The feeling of helplessness started to slowly disappear the older she got — with Jake’s help. He would work with me on finding easy ways to take care of Angel. We kept a bassinet by the bed that I could get her in and out of during the night, and during the day I used it to transport her around the house. I also had a baby sling I put her in when we left the house. Then, when she was too big for those, we used a belt to strap her to me as she sat in my lap. But the disappearing helplessness was replaced with something much worse. Possessiveness and anxiety.

Since my accident, I’ve always experienced anxiety in the car, but it got worse after Angel was born. I started having full-blown panic attacks if it was raining or snowing. Or if Jake was driving too fast, which was anything over 40 mph. I also had anxiety that if I wasn’t there, Angel would get hurt. I think every mom has that fear, but it kept me from being able to go on dates with Jake.

The possessiveness came in the form of me not wanting anyone taking the first milestones Angel went through in life. I’m not talking about her first words or her first steps. I mean, yeah I wanted to be there for those, but I knew there was a possibility I might not be. I’m talking about someone giving her her first piece of solid food or taking her on her first trip to the park. Just random silly things. I didn’t want to miss out on anything new she went through. So that made it hard for me to let anyone watch her. What if they gave her her first cookie and I wasn’t there?! I was pushing people away from me and driving Jake insane.

wpid-wp-1422052247221 When Angel was 6 months old, we moved to Jake’s hometown to be closer to his parents and for better job opportunities. It was supposed to be a time for new beginnings, but my anxiety was at an all-time high. That’s when I finally decided to get help.

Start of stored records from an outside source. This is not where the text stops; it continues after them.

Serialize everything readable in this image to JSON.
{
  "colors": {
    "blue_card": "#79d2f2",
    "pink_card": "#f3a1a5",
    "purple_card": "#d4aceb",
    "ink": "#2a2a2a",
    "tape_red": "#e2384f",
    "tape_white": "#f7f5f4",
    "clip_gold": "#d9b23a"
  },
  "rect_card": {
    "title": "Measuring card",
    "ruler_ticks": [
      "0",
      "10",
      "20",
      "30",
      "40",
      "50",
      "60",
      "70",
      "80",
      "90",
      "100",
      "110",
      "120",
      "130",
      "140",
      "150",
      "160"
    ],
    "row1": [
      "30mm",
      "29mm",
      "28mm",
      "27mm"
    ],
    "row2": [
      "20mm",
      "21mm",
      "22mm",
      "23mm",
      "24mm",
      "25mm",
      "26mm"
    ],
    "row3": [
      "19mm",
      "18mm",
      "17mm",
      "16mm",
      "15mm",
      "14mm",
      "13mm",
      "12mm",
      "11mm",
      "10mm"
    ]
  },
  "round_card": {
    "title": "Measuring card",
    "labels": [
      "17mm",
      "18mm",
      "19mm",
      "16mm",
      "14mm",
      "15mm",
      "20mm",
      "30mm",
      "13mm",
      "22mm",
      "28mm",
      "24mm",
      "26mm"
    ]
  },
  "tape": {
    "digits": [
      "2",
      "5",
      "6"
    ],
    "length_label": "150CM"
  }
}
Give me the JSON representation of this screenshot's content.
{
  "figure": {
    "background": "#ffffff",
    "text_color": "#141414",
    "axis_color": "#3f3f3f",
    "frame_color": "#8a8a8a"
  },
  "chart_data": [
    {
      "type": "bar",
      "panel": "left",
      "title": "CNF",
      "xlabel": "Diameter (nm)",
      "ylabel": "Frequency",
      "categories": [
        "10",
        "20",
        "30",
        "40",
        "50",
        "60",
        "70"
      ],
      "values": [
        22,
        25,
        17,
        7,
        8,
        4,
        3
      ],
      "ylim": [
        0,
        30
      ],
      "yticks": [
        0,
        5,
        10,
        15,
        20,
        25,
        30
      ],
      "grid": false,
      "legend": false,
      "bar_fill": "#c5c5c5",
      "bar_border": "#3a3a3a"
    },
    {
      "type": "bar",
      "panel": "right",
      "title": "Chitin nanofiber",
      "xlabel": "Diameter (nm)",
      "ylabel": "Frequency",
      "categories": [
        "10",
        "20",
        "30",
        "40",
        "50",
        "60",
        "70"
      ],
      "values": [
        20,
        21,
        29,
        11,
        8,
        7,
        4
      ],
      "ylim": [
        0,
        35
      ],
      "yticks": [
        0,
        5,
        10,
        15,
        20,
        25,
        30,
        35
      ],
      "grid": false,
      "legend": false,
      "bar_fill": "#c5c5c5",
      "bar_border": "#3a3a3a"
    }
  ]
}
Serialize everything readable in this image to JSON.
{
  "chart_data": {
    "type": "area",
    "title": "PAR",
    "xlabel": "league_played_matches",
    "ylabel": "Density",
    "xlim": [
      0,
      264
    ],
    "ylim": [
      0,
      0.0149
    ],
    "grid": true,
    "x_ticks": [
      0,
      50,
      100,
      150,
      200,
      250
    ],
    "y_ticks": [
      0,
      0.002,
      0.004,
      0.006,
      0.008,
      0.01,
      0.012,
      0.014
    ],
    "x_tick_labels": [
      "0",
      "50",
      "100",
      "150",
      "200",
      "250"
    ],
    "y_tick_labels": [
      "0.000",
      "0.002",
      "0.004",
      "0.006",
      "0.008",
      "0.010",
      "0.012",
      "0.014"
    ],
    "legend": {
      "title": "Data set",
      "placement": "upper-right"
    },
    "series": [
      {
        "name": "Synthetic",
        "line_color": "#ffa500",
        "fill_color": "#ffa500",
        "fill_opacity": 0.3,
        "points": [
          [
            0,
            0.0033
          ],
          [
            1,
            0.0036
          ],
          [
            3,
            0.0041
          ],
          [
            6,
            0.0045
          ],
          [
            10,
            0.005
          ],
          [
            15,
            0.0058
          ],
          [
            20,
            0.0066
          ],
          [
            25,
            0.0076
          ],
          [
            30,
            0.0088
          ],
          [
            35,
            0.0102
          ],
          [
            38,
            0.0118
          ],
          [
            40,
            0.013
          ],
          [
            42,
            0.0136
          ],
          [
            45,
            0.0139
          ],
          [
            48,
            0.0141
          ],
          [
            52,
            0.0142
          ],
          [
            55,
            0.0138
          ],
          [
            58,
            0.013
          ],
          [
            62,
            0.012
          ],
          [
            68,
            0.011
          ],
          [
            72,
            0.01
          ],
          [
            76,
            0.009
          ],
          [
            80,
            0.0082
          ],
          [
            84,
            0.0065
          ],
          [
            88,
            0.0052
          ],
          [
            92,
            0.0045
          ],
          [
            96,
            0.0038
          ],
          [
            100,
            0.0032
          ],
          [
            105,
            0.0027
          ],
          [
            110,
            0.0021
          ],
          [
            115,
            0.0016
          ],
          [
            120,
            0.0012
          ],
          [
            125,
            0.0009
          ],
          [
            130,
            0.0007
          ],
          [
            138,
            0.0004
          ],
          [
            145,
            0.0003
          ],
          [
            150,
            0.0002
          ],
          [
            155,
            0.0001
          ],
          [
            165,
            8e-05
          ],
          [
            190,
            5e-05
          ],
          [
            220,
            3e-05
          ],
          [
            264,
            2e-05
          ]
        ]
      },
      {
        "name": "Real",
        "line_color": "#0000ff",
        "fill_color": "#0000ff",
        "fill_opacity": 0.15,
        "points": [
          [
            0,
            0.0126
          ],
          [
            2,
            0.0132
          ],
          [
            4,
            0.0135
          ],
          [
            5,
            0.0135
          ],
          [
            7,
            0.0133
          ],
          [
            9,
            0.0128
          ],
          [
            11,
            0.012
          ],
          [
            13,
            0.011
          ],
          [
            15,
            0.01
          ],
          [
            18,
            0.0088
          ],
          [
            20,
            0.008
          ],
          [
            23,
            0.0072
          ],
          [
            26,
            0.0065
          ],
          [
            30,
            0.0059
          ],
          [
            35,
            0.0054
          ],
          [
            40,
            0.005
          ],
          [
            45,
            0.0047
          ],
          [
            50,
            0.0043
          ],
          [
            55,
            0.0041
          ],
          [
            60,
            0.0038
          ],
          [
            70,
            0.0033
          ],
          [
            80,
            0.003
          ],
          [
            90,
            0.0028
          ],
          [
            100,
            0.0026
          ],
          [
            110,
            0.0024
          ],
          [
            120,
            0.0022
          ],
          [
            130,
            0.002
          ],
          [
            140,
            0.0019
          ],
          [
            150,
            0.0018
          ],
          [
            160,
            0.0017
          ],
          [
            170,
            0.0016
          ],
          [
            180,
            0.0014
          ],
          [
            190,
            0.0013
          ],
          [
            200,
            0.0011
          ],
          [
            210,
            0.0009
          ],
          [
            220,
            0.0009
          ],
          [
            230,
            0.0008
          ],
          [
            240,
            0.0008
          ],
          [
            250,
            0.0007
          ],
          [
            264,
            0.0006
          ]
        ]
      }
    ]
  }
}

After I got diagnosed with postpartum depression (PPD), everything changed. I finally had the energy and willpower to do things. I became more active, and my stress and anxiety was finally manageable. I can now let family members watch and enjoy Angel as well. But most important, my relationship with Jake improved.

I finally realized that, since becoming paralyzed, I’d been in denial. I finally could let myself grieve the life I wanted and appreciate the life I have. I wanted to be a massage therapist, but instead I became a mentor and stay-at-home mother. Who knows, maybe I will find a career later when Angel’s in school. But 2015 is a new year, and I will make the most of it. I will live in the here and now and finally enjoy my life just the way it is. Imperfectly perfect.